Kim Haywood, director of the UK's National Beef Association (NBA), says, "We are aware that many beef farmers are under short-term cash pressure that is not being helped by the unexpected easing of slaughter prices over the last three weeks."
"But we would urge them to take a long-term view and recognise that this autumn could be a good time to hold on to breeding stock. Important market trends are moving in the sector's favour."
Farmers are currently receiving the highest prices for beef cattle since 1995 – the year before the industry suffered a huge drop in consumer confidence as a result of BSE.
Higher ex-farm returns look good on paper, but many producers feel that they are not making enough profit to allow for future investment.
The decline in confidence throughout the beef sector is manifest in figures from the Scottish Government. Ten years ago, the beef breeding herd in Scotland, which is mostly based on the hills and uplands, totalled 534,520 head. As of June this year that figure had slumped to just over 484,000. No statistician has yet attempted to calculate the cost of this downturn to the rural economy, but it must be considerable.
During the first eight months of this year, UK abattoirs reported an increase of 20 per cent in the throughput of cull cows. Many of these additional 7,450 cattle were suckler cows more than capable of breeding calves that could have entered the food chain within two years.
The result is that supplies are increasingly tight, although there appears to be a growing resistance to higher retail prices as consumers switch to lower-value cuts.
The fall in the breeding herd has resulted in an 8 per cent decline in the number of prime cattle coming forward for slaughter in Scotland in the first nine months of this year, with a 4 per cent fall in England and Wales and a 12 per cent slump in Northern Ireland.
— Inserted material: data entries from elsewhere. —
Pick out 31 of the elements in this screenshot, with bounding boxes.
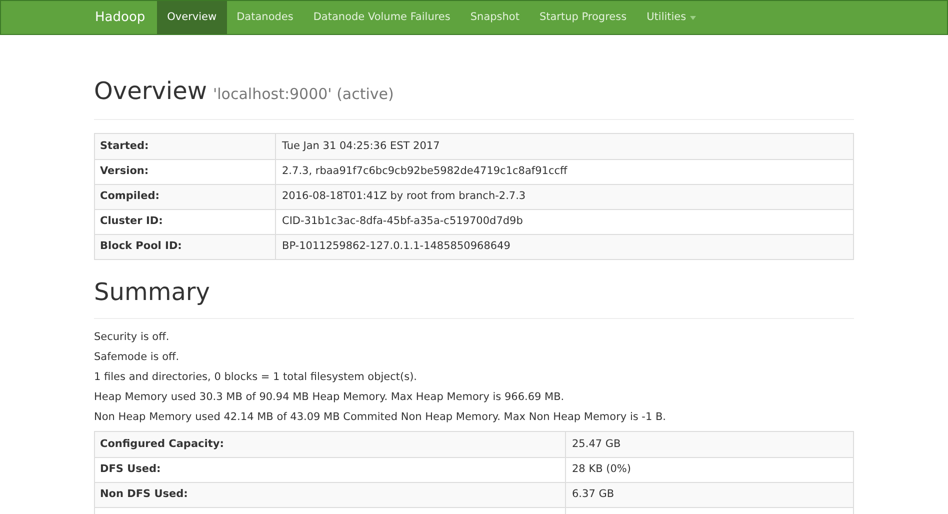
summary-text: Security is off. — [94, 330, 170, 345]
row-value: BP-1011259862-127.0.1.1-1485850968649 — [282, 239, 510, 254]
section-title: Summary — [94, 277, 211, 308]
row-label: Block Pool ID: — [100, 239, 182, 254]
row-value: Tue Jan 31 04:25:36 EST 2017 — [282, 138, 440, 154]
summary-text: Non Heap Memory used 42.14 MB of 43.09 MB Commited Non Heap Memory. Max Non Heap Memory is -1 B. — [94, 410, 668, 425]
summary-text: 1 files and directories, 0 blocks = 1 total filesystem object(s). — [94, 370, 418, 385]
page-subtitle: 'localhost:9000' (active) — [213, 84, 394, 105]
nav-tab[interactable]: Datanode Volume Failures — [303, 1, 460, 34]
nav-tab[interactable]: Utilities — [636, 1, 706, 34]
row-value: CID-31b1c3ac-8dfa-45bf-a35a-c519700d7d9b — [282, 214, 523, 230]
row-value: 28 KB (0%) — [572, 462, 631, 478]
row-label: Non DFS Used: — [100, 487, 188, 502]
summary-text: Heap Memory used 30.3 MB of 90.94 MB Heap Memory. Max Heap Memory is 966.69 MB. — [94, 390, 566, 405]
row-label: Started: — [100, 138, 149, 154]
summary-text: Safemode is off. — [94, 350, 180, 365]
row-label: Compiled: — [100, 189, 160, 204]
nav-tab[interactable]: Overview — [157, 1, 227, 34]
row-label: Cluster ID: — [100, 214, 163, 230]
row-value: 2.7.3, rbaa91f7c6bc9cb92be5982de4719c1c8af91ccff — [282, 164, 568, 180]
brand-link[interactable]: Hadoop — [83, 1, 158, 34]
row-value: 6.37 GB — [572, 487, 614, 502]
row-value: 25.47 GB — [572, 436, 621, 452]
row-value: 2016-08-18T01:41Z by root from branch-2.7.3 — [282, 189, 526, 204]
row-label: Configured Capacity: — [100, 436, 224, 452]
row-label: Version: — [100, 164, 149, 180]
nav-tab[interactable]: Datanodes — [226, 1, 304, 34]
nav-tab[interactable]: Startup Progress — [529, 1, 637, 34]
nav-tab[interactable]: Snapshot — [460, 1, 530, 34]
row-label: DFS Used: — [100, 462, 161, 478]
page-title: Overview — [94, 76, 207, 107]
Total UK beef production, including that from cull cows, is forecast to slip by at least 2 per cent in 2009.
Haywood said: "Domestic supplies are also being trimmed by export sales, which, so far this year, have risen by 12 per cent to 46,000 tonnes with a further 6 per cent increase anticipated in 2009 with sterling remaining weak against the euro.
"Given those circumstances, it is reasonable to think that too many breeding cows have already been taken out of the system and that every female that can produce a calf will be needed in the future."
Increasing beef and meat production in general is not a concept that sits well with Michael Appleby, the visiting professor of animal welfare at the Scottish Agricultural College.
Speaking before an invited audience in Edinburgh, he claimed that 18 per cent of the world's greenhouse gas emissions were directly linked to the livestock industry. He said meat eating should become a "special event" as livestock use a vast quantity of the world's resources.